Mercedes, Apartments and Tuition: A List of Trump CFO’s Perks

The Trump Organization and Chief Financial Officer Allen Weisselberg were indicted after a three-year investigation of the former president’s company by the Manhattan district attorney. 

Here are some of the key points in the indictment, which includes 15 felony counts and was unsealed Thursday as Weisselberg and lawyers for Trump’s company appeared in court. They pleaded not guilty to charges including grand larceny, tax fraud, conspiracy and falsifying of business records.

According to prosecutors:

  • Weisselberg, 73, received a “substantial portion” of his compensation through costly perks that were “off the books” starting as early as 2005.

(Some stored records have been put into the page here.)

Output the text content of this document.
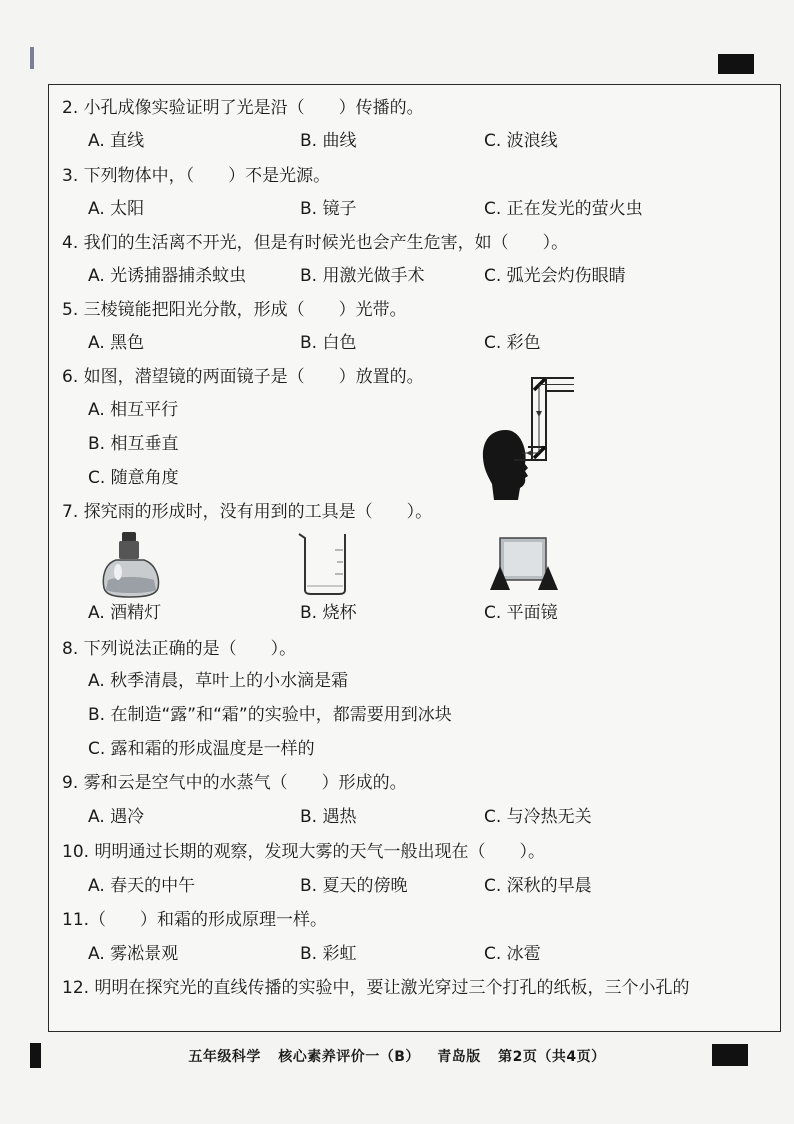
2. 小孔成像实验证明了光是沿（　　）传播的。
A. 直线	B. 曲线	C. 波浪线
3. 下列物体中，（　　）不是光源。
A. 太阳	B. 镜子	C. 正在发光的萤火虫
4. 我们的生活离不开光，但是有时候光也会产生危害，如（　　）。
A. 光诱捕器捕杀蚊虫	B. 用激光做手术	C. 弧光会灼伤眼睛
5. 三棱镜能把阳光分散，形成（　　）光带。
A. 黑色	B. 白色	C. 彩色
6. 如图，潜望镜的两面镜子是（　　）放置的。
A. 相互平行
B. 相互垂直
C. 随意角度
7. 探究雨的形成时，没有用到的工具是（　　）。
A. 酒精灯	B. 烧杯	C. 平面镜
8. 下列说法正确的是（　　）。
A. 秋季清晨，草叶上的小水滴是霜
B. 在制造“露”和“霜”的实验中，都需要用到冰块
C. 露和霜的形成温度是一样的
9. 雾和云是空气中的水蒸气（　　）形成的。
A. 遇冷	B. 遇热	C. 与冷热无关
10. 明明通过长期的观察，发现大雾的天气一般出现在（　　）。
A. 春天的中午	B. 夏天的傍晚	C. 深秋的早晨
11.（　　）和霜的形成原理一样。
A. 雾凇景观	B. 彩虹	C. 冰雹
12. 明明在探究光的直线传播的实验中，要让激光穿过三个打孔的纸板，三个小孔的
五年级科学 核心素养评价一（B） 青岛版 第2页（共4页）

  • He made $940,000 a year in salary and bonus but illegally pocketed $1.76 million in untaxed perks such as rent on his Manhattan apartment and tuition for family members.
  • He failed to report those payments over 15 years to federal, state and New York City tax authorities, while the company falsified business records to help him cover his tracks.

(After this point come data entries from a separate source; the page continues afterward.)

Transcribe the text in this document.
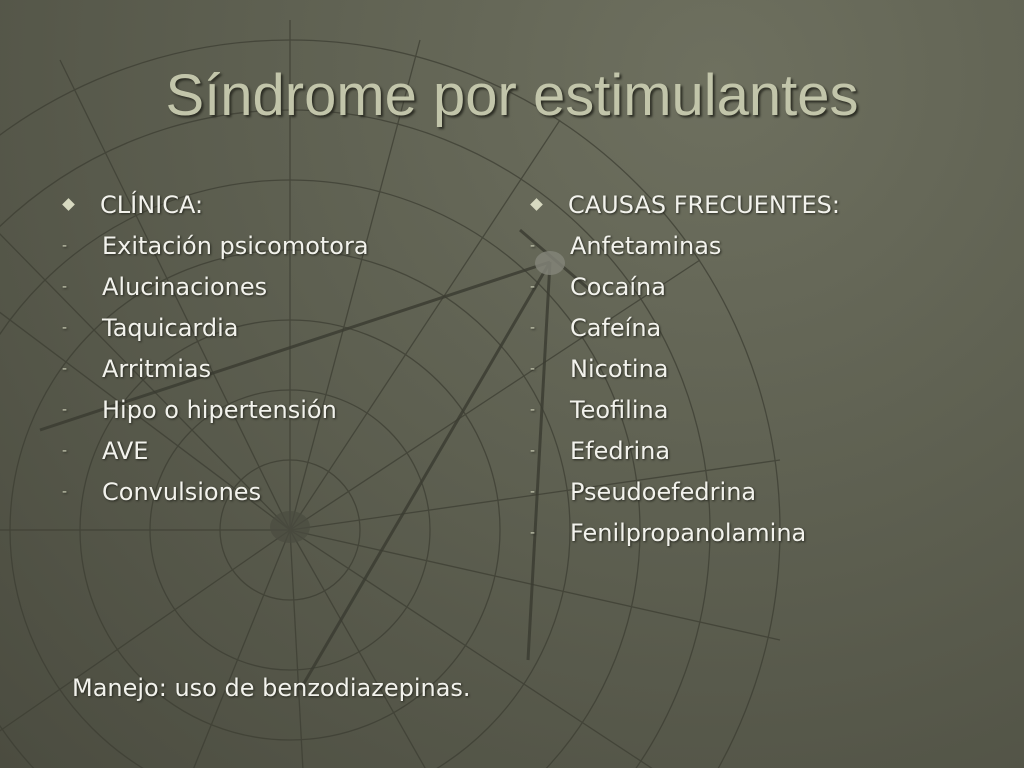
Síndrome por estimulantes
CLÍNICA:
-	Exitación psicomotora
-	Alucinaciones
-	Taquicardia
-	Arritmias
-	Hipo o hipertensión
-	AVE
-	Convulsiones
CAUSAS FRECUENTES:
-	Anfetaminas
-	Cocaína
-	Cafeína
-	Nicotina
-	Teofilina
-	Efedrina
-	Pseudoefedrina
-	Fenilpropanolamina
Manejo: uso de benzodiazepinas.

  • The biggest untaxed perk he enjoyed was an apartment lease on the West Side of Manhattan, where the company paid rent and related expenses of $1.17 million from 2005 through 2017. 

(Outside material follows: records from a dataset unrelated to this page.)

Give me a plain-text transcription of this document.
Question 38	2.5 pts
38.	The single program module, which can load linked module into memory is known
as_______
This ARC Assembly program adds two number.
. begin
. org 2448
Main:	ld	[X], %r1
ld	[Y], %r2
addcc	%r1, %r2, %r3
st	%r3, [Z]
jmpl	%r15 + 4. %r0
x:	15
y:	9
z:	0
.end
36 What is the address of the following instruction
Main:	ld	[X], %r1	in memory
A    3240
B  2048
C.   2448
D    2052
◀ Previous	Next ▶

  • Trump’s company paid $359,058 in tuition for two Weisselberg family members to attend private school in Manhattan from 2012 through 2017. As with the rent payments, the CFO omitted the tuition payments for tax filings.
  • The company paid $196,245 to cover lease payments on Mercedes Benz cars for Weisselberg and his wife from 2005 to 2017.
  • Weisselberg drew “ad hoc personal expenses” from the company for his home and apartment maintained by one of his children, including new beds, flat-screen televisions, carpet installation and furniture for Weisselberg’s home in Florida. As with the other expenses, the company didn’t report them to federal, state or local tax authorities.
  • The scheme also benefited a family member who lived in a company-owned apartment on Central Park South in Manhattan from 2005 through 2012 for $1,000 a month, and who lived rent-free for a year in a Trump-owned apartment on East 61st Street.
  • All told, Weisselberg evaded $556,385 in federal taxes, $106,568 in state taxes and $238,159 in New York City taxes as a result of the scheme. He also claimed $94,902 in federal tax refunds and $38,222 in state tax refunds to which he wasn’t entitled.